April 1, 1950 Charles Richard Drew, physician and medical researcher, died from injuries suffered in a car accident. Drew was born June 3, 1904 in Washington, D.C. He earned his Bachelor of Arts degree from Amherst College in 1926 and in 1933 earned his Master of Surgery and Doctor of Medicine degrees from McGill University in Montreal, Canada, finishing second in his class of 127 graduates. He returned to the United States in 1935 as an instructor at Howard University.
Drew researched in the field of blood transfusions, developing improved techniques for blood storage and developing large-scale blood banks which saved thousands of lives during World War II. In 1943, Drew became the first black surgeon to serve as an examiner on the American Board of Surgery and in 1944 he was awarded the Spingarn Medal by the NAACP.

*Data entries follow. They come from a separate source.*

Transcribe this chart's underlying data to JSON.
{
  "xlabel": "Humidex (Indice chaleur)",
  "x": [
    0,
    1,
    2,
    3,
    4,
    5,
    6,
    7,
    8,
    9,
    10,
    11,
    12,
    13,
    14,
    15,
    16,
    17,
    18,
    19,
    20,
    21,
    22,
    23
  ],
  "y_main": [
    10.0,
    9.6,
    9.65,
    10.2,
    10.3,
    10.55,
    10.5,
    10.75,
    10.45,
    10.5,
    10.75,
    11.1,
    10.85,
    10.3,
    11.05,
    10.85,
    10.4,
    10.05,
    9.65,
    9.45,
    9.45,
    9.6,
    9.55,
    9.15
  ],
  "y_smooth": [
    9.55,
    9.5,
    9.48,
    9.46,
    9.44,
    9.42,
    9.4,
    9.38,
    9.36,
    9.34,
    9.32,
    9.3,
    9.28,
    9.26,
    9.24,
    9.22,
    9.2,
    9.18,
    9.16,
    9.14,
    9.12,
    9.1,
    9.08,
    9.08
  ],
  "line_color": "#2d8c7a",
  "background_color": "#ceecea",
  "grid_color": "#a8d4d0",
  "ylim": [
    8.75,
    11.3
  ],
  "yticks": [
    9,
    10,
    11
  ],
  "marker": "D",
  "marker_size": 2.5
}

There are a number of schools and medical centers named in Drew’s honor around the country, including the Charles R. Drew Junior High school in Detroit, Michigan. In 1981, the United States Postal Service issued a commemorative postage stamp in Drew’s honor. Biographies of Drew include “Charles Richard Drew: Pioneer of Blood Research” (1967) and “Pioneer in Blood Plasma: Dr. Charles Richard Drew” (1968). Drew’s name is enshrined in the Ring of Genealogy at the Charles H. Wright Museum of African American History in Detroit, Michigan.